I remember the evening – a date in late August of 2o00 – as the chill wind of law school entrance beckoned – well. Governor George W. Bush was delivering his acceptance speech at the Republican National Convention in Philadelphia. I would not have watched such a vile event on television in any event (exaggerating, am I? Remember Pat Buchanan in 1992? Notice how the real power of the party – Armey, DeLay, Gingrich, McConnell, Boehner, Blunt, Frist, Lott – never speak at these conventions, especially since Pitchfork Pat’s bloviations?), but it just so happened that the speech was on while I was driving home from work. At least I didn’t have to look at the retarded clown’s face over the radio, when I heard the clown state the following:

“Little more than a — little more than a decade ago, the Cold War thawed, and with the leadership of President’s Reagan and Bush, that wall came down. But instead of seizing this moment, the Clinton-Gore administration has squandered it. We have seen a steady erosion of American power and an unsteady exercise of American influence. Our military is low on parts, pay and morale. If called on by the commander-in-chief today, two entire divisions of the Army would have to report: “Not ready for duty, sir.”

Funny, I thought. Wasn’t that Bush’s line during Vietnam?

The night before, Dick Cheney, scolding the Clinton Administration for the same alleged error, told the military that “help was on the way.” How grateful those who heard the message must be, especially the poor folks at Walter Reed.
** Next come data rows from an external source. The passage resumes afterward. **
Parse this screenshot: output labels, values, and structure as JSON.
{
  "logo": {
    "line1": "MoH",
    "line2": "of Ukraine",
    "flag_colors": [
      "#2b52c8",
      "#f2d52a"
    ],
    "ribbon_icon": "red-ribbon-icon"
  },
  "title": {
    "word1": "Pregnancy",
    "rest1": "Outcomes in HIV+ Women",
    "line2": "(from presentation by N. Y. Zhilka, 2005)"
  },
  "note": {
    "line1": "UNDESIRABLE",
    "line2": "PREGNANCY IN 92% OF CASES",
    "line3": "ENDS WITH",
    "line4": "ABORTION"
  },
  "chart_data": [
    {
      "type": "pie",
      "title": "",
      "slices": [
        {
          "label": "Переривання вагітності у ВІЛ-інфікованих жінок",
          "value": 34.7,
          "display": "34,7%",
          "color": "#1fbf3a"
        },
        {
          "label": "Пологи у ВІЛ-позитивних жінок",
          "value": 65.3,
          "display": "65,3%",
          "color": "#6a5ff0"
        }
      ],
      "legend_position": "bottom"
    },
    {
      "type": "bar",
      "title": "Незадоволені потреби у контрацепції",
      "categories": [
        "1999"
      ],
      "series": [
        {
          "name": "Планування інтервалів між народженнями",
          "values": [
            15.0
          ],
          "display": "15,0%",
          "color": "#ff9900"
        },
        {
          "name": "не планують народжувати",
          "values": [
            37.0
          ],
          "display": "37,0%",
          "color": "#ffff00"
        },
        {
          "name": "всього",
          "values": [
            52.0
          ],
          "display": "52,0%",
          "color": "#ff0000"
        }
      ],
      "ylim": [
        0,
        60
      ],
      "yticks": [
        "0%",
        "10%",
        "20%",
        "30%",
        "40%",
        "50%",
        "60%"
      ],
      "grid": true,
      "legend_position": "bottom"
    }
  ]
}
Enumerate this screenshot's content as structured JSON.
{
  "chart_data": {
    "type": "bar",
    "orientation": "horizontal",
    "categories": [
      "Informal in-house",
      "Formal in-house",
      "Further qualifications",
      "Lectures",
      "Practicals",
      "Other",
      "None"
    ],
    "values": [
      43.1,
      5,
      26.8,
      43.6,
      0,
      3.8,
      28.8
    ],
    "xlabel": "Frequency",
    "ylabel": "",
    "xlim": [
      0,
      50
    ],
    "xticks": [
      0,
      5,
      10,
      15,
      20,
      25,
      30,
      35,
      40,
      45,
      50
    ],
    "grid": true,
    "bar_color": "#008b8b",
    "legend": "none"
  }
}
Turns out that the “I will prepare the military for battle” taunt, like many of then-Governor Bush’s would-be promises of reversals of the dreaded Clinton years and its policies, has only haunted the taunter:

Today, Ann Scott Tyson reports in the Washington Post that readiness for America’s National Guard has dropped to historically low levels:

Nearly 90 percent of Army National Guard units in the United States are rated “not ready” — largely because of shortfalls in equipment worth billions of dollars — jeopardizing the Guard’s ability to respond to crises at home and abroad, according to a congressional commission that released a preliminary report today on the state of U.S. military reserve forces.The commission found that heavy deployments of the National Guard and Reserves since 2001 for the wars in Iraq, Afghanistan and other anti-terrorism missions have deepened shortages, forced the military to cobble together units and hurt recruiting. The problems threaten to undermine the nation’s 830,000-strong selected reserves, the commission said.

Army National Guard units in the United States have on average about 50 percent of their authorized stock of dual-use equipment, meaning gear needed both for fighting wars and domestic missions, according to a recent Government Accountability Office report. The National Guard estimates it would require $38 billion for equipment to restore domestic Army and Air units to full readiness. The Army has budgeted $21 billion to augment guard equipment through 2011.Since the Sept. 11, 2001, terrorist attacks, the use of U.S. military reservists has sharply escalated, from about 12.7 million days of service in 2001 to an estimated 63 million in 2006. The current increase of U.S. troops in Iraq is expected to require the accelerated call-up of as many as four National Guard combat brigades beginning early next year, as part of an effort to relieve the strain on active-duty brigades, which are now spending as much time in combat as at home.Not ready for duty indeed. Much has been written about the transformation of America’s reserves since 2001. They have been reshaped from a “strategic” reserve into an “operational” reserve. Instead of waiting on the bench for “the big one” to break out, the reserves now augment and supplement the active-duty forces on a regular basis. During the Cold War, we mostly left the reserves alone, preserving them as a reserve (the term does have some meaning) for some future contingency. Today, that cupboard is bare. The National Guard, which contains most of the reserves’ combat forces, is barely making ends meet. The Army Reserve is straining too. The world is still a very dangerous place. I don’t know that we can afford to spend our reserves so prodigiously.

And yet the military still overwhemingly, in one of the grandest examples of battered-wife syndrome crossed with Stockholm Syndrome ever seen, votes Republican. THIS is why many people have a perception of some of our military as “stupid” – because some members are duped into voting against their interests, with a smile, just as so many people in the hate states have been likewise duped. These people would rather curse the imagined darkness than light the single candle. Actually, that’s not harsh enough: they’ve been so duped they wouldn’t know where to find the match.

Some folks expressed outrage several days ago that the assassination attempt against Dick Cheney was just that – an attempt. I don’t wish death on either Bush or Cheney. Their remaining alive, going down in flames, in the shame of self-immolation – whether they care matters not because life is long and hell is murky – is more essential now than ever, so that the tiniest glimmer of hope that Americans will have experienced enough of their terror to shudder at the thought of voting for like men again will remain alive.